Earlier this year, Dubai-based payment platform Payfort announced the launch of an accelerator to provide $400,000 in funding and expertise to FinTech firms. Weeks before that, payment-facilitator Dopay raised $2.4 million in funding to expand its services in Egypt and Ghana. These announcements come months after Egypt’s most noticeable FinTech success. In November, Egyptian electronic payment firm Fawry was purchased for $100 million, the largest ever exit for a FinTech firm in Egypt.

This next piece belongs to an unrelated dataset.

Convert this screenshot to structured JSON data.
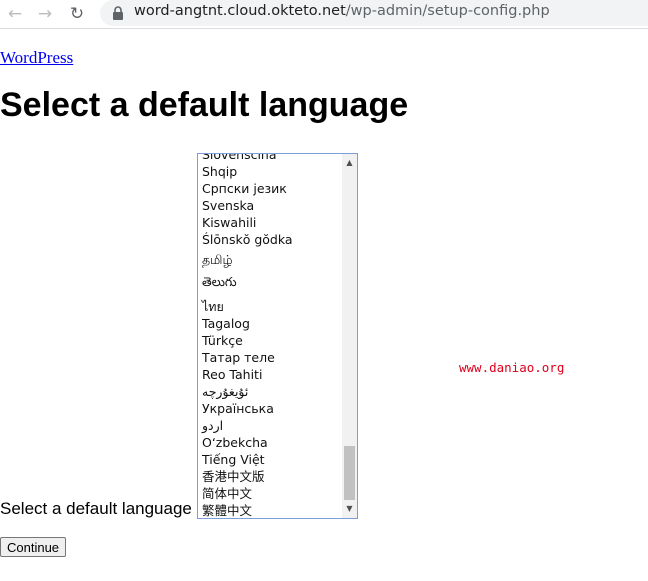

In the coming years, FinTech firms are expected to become increasingly central to lives and businesses across the Middle East, boosting the region’s startup environment by expanding access to funding and markets. The stories of Fawry and Feloosy — two of Egypt’s existing FinTech firms —highlights the opportunities and challenges Egypt presents for this growing sector.
Fawry
Fawry is a name that most Egyptians are familiar with — the company is the market leader in electronic bill payment in Egypt, with outlets sporting its blue and yellow logo seemingly everywhere. The service allows Egyptians to pay almost all of their bills in one place, securely and conveniently, either online or via physical service points. Fawry’s purchase in November represents a major Egyptian FinTech success story, one which has paved the way for other startups.
Fawry was founded in 2009 by Ashraf Sabry, a civil engineer by training, who has spent most of his career in information technology. In his time with IBM and Raya Corporation, Sabry says he recognized the need for a better system of bill payment, and saw potential for a long-term business. “IT is a project based business. The nature of the business is sporadic,” he explains. “A business that had a continuous stream of revenue was interesting.”
At the time, the market for electronic bill payment was wide open. “There were a number of initiatives, but there was nothing really material,” Sabry says. “We were the first to enter the market.” The company started with telecom bill payment and soon moved into utilities, ticketing and education, allowing customers to pay their bills at banks and other outlets rather than the office where the bill was due. For each transaction, Fawry collects a fee.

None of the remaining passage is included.